During the past forty years, much has been written relative to what is commonly referred to today as “Total Assets of the Business” or “Business Enterprise Approach”, and how the concept relates to lodging facilities. Unfortunately, most of what has been esoterically posited has been baseless and unsubstantiated by “the market” and has been put forth, for the most part, by generalist professionals who have no hotel educational background; little, if any, hands-on hotel operational experience; and little, if any, hotel investment expertise.

Essentially, these theories and methodologies are merely hypothetical academic constructs without any market foundation which have been developed by advocates for advocates for the sole purpose of reducing hotel property tax burdens.  Analysis of the actions of hotel investors, however, indicates that the purchase of a hotel property reflects the acquisition of real and personal property only.  Hotel investors account for income attributable to the business through the expense deduction of management and franchise fees.  An investor purchasing a hotel “unencumbered” by a management agreement will not pay for a seller assembled work force, business name, patents, copyrights, working capital and cash, operating procedures, and manuals. A passive investment in a first-class hotel “encumbered” by a long-term hotel management agreement is riskier, but no different than a passive investment in a class A office building occupied by a long-term credit worthy tenant.  Either passive investment yields a risk adjusted return on property and not a business.

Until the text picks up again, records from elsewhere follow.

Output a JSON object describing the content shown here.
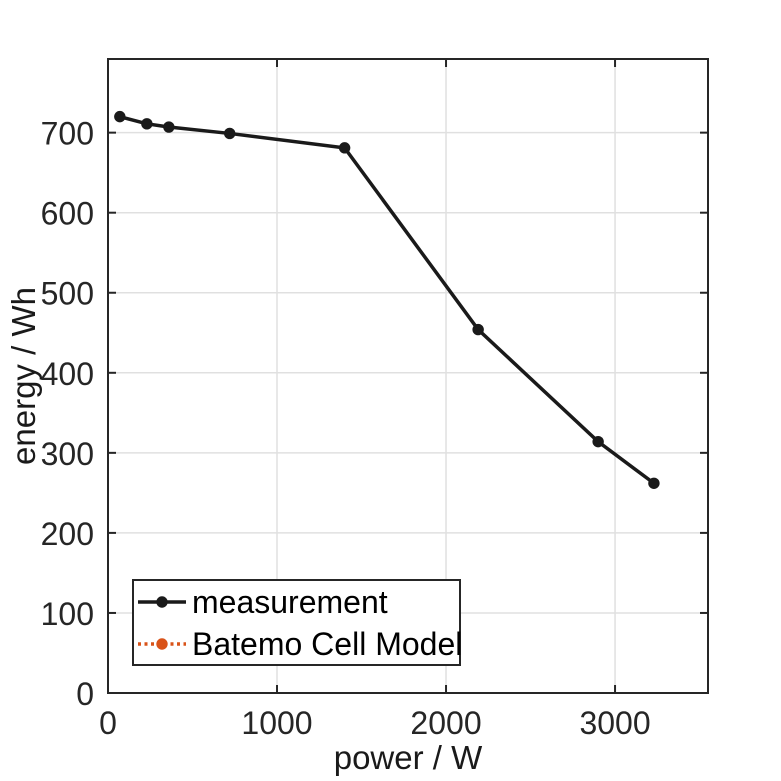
{
  "figure": {
    "background": "#FFFFFF",
    "axes_color": "#262626",
    "grid_color": "#E0E0E0",
    "tick_label_color": "#262626"
  },
  "chart_data": {
    "type": "line",
    "title": "",
    "xlabel": "power / W",
    "ylabel": "energy / Wh",
    "xlim": [
      0,
      3550
    ],
    "ylim": [
      0,
      792
    ],
    "xticks": [
      0,
      1000,
      2000,
      3000
    ],
    "yticks": [
      0,
      100,
      200,
      300,
      400,
      500,
      600,
      700
    ],
    "grid": true,
    "legend_position": "bottom-left-inside",
    "series": [
      {
        "name": "measurement",
        "color": "#1A1A1A",
        "line_style": "solid",
        "marker": "filled-circle",
        "x": [
          70,
          230,
          360,
          720,
          1400,
          2190,
          2900,
          3230
        ],
        "y": [
          720,
          711,
          707,
          699,
          681,
          454,
          314,
          262
        ]
      },
      {
        "name": "Batemo Cell Model",
        "color": "#D95319",
        "line_style": "dotted",
        "marker": "filled-circle",
        "x": [],
        "y": []
      }
    ]
  }
}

There can be only one market value and the method employed to determine such must be the same under any circumstance including property tax appeals.  In other words, the assets and the rights being valued do not change just because the use of an appraisal varies. Knowledgeable hotel investment market participants including buyers, sellers, lenders, and intermediaries do not acknowledge existence of, nor ascribe a separate value to intangible asset(s).  Other than a deduction for management and franchise-related fees, this element is not reflected in their underwriting and investment decisions.  It is only property tax advocates that utilize “Total Assets of the Business” or “Business Enterprise Approach”, and for the sole purpose of attempting to achieve reduced hotel property assessment valuations.  If “Total Assets of the Business” or “Business Enterprise Approach” were utilized for mortgage debt purposes, hotel real property market values could be highly deflated due to an inordinate amount allocated to unfinanceable intangible assets, and result in greatly diminished debt proceeds and existing loans deemed underwater.

The issue of the appropriate treatment of hotel intangibles has engendered much confusion and discussion among appraisers, assessors, attorneys, judges, lenders, and regulators. The matter has been over-complicated for nothing, and way too much time has been spent debating this issue. The fact is that the “Rushmore Approach” has endured because it reflects the thinking and actions of hotel investment market participants. Until the market alters its underwriting/pricing of hotel assets, there is no justification to accept unfounded “violation” and/or “illegal” judicial property tax valuation rulings promulgated by courts of law that know little, if anything, about real estate and/or hotels.